The roundabout that caused more than its fair share of accidents was still there, a fifteen-foot-tall lumberjack carved out of pine posing for everyone and no one all at once. The giant held an ax over one shoulder, one boot propped up on a wood-carved steel beam that rested under his enormous boot. That lumberjack was the symbol of what Ironwood had once been—steel and lumber, both industries having left the area decades before. But the lumberjack kept smiling. Even when the local kids doused him in gasoline and set him on fire during Aaron’s fifth-grade year, the lumberjack continued to grin as flames licked up his sides. He was still tarnished and soot-black from feet to chest, and the platform he stood on continued to be surrounded by flowers. Edie had volunteered as the roundabout caretaker for a couple of springs, planting daisies and petunias along the lumberjack’s base.
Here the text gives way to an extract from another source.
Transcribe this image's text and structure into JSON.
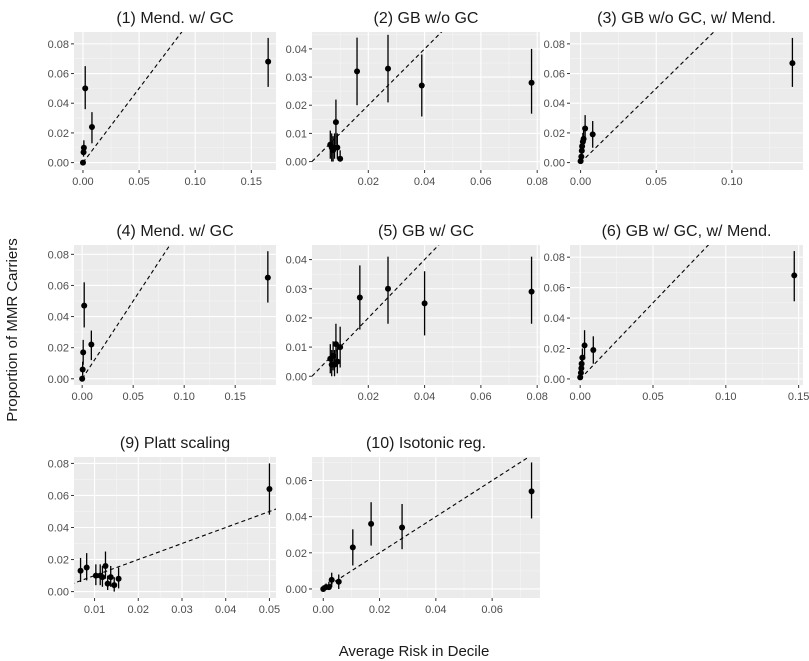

Whether people still volunteered for such a thing was a mystery, but someone had taken the time to plant pansies in Ironwood Warrior red and white around the giant’s blackened feet, as though doing so would invite good luck into a town that desperately needed it.

Aaron looped around until he reached the hardware store, called water and power to get the house back on the grid while he waited for the store to open, then weaved through the lanes in search of cleaning supplies that could put some sort of dent in the ruin that awaited him back home. He asked the cashier for the number of a local window replacement place, and then ventured to Banner Goods for provisions.

Along with the Blue Ox, Banner’s seemed to be the only place in town that was reminiscent of what it had been twenty years before. Bright sales signs for fresh fruit and bread decorated the windows, while a selection of potted plants and flowers flanked the sliding front doors. Eric’s grandpa had opened the place back in the fifties or sixties during Ironwood’s heyday, and after Grandpa Banner had had his run, Eric’s dad took over the store. Eric and Aaron had spent countless summer afternoons sitting up in Eric’s dad’s office, the title of “Store Manager” stamped on the door. They’d play Operation and Connect Four while Mr. Banner placed phone orders for produce and paper products. Eric had been proud of his dad owning Ironwood’s most successful business, gloating about how he’d run the place all on his own one day.

Aaron squinted at the store’s bright white façade as he crossed the parking lot on foot, wondering if Eric had changed his tune as he grew older, wondering whether it was possible for anyone in their right mind to
want
to stay in a place like this. Aaron hadn’t had the choice of whether to stay or go, but seeing Ironwood for what it was now, he couldn’t help but feel that his sudden departure had been a blessing in disguise.